Overview
A safe place to break the model — before it breaks a community
The Observability Lab is an in-browser sandbox where students and researchers rehearse the full lifecycle of an algorithmic incident: spotting drift, triaging a fairness regression, and choosing an intervention under real-world constraints.

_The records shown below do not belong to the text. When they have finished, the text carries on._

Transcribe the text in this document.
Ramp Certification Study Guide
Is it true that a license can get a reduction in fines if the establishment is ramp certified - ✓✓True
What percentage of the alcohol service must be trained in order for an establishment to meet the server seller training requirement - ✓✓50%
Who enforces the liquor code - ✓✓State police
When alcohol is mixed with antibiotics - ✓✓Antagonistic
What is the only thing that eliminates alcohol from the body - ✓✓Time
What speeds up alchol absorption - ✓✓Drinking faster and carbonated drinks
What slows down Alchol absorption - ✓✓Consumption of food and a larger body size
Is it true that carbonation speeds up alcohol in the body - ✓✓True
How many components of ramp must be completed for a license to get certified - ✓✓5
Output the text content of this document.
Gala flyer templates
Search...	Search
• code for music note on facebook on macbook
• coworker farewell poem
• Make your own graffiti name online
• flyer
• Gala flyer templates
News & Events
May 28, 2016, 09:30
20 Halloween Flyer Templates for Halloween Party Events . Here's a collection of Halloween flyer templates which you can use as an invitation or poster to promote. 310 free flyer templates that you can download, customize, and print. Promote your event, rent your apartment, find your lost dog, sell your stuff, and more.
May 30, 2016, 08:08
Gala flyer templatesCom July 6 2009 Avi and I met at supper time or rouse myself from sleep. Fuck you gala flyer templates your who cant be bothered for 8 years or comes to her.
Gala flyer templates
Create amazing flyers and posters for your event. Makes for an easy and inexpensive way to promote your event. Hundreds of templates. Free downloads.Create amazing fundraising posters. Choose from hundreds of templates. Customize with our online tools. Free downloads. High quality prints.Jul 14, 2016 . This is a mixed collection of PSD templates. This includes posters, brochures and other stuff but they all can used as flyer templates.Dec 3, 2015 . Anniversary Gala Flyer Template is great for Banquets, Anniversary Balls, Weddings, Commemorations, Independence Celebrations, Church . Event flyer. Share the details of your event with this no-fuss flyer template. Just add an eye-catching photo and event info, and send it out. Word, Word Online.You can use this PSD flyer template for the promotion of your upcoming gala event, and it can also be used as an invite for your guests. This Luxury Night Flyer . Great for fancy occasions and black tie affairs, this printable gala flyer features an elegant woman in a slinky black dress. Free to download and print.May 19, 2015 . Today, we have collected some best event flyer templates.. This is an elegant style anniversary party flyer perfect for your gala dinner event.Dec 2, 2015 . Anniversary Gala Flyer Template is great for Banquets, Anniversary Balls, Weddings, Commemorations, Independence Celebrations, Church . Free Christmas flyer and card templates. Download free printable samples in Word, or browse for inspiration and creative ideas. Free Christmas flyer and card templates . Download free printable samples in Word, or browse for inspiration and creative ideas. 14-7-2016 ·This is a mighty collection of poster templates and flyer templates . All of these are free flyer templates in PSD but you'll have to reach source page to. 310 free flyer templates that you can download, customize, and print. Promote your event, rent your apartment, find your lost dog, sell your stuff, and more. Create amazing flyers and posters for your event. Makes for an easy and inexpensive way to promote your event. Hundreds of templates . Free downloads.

Every session is instrumented so learners can review their decision path afterwards — no accounts, no setup, no cost.
Key Benefits
Why the Lab matters
Hands-on rigor
Move beyond slideware — students touch the same tradeoffs practitioners face in production.
Reusable curriculum
Scenarios, workbooks, and slide decks drop straight into an undergraduate or graduate syllabus.
Zero setup
Runs entirely in the browser so a full classroom can start a scenario in under a minute.
What to Expect
Your first sandbox session
- 1
Pick a workshop scenario
Load a pre-built failure mode drawn from real municipal deployments.
- 2
Adjust levers and observe
Tune model thresholds, retraining cadence, and oversight rules; watch fairness and accuracy respond in real time.
- 3
Debrief with the trace
Review the structured log of your decisions to reason about tradeoffs and share findings with peers.
Capabilities
Data Drift Simulation
Inject distribution shifts and watch fairness, accuracy, and calibration diverge in real time.
Red-Team Scenarios
Pre-built workshop cases that walk students through failure modes drawn from real municipal deployments.
Diagnostic Traces
Structured logs of every intervention so learners can audit their own decision path and reason about tradeoffs.
Classroom Toolkit
Downloadable workbook, slide deck, and NIST-aligned risk matrix designed for undergraduate and graduate coursework.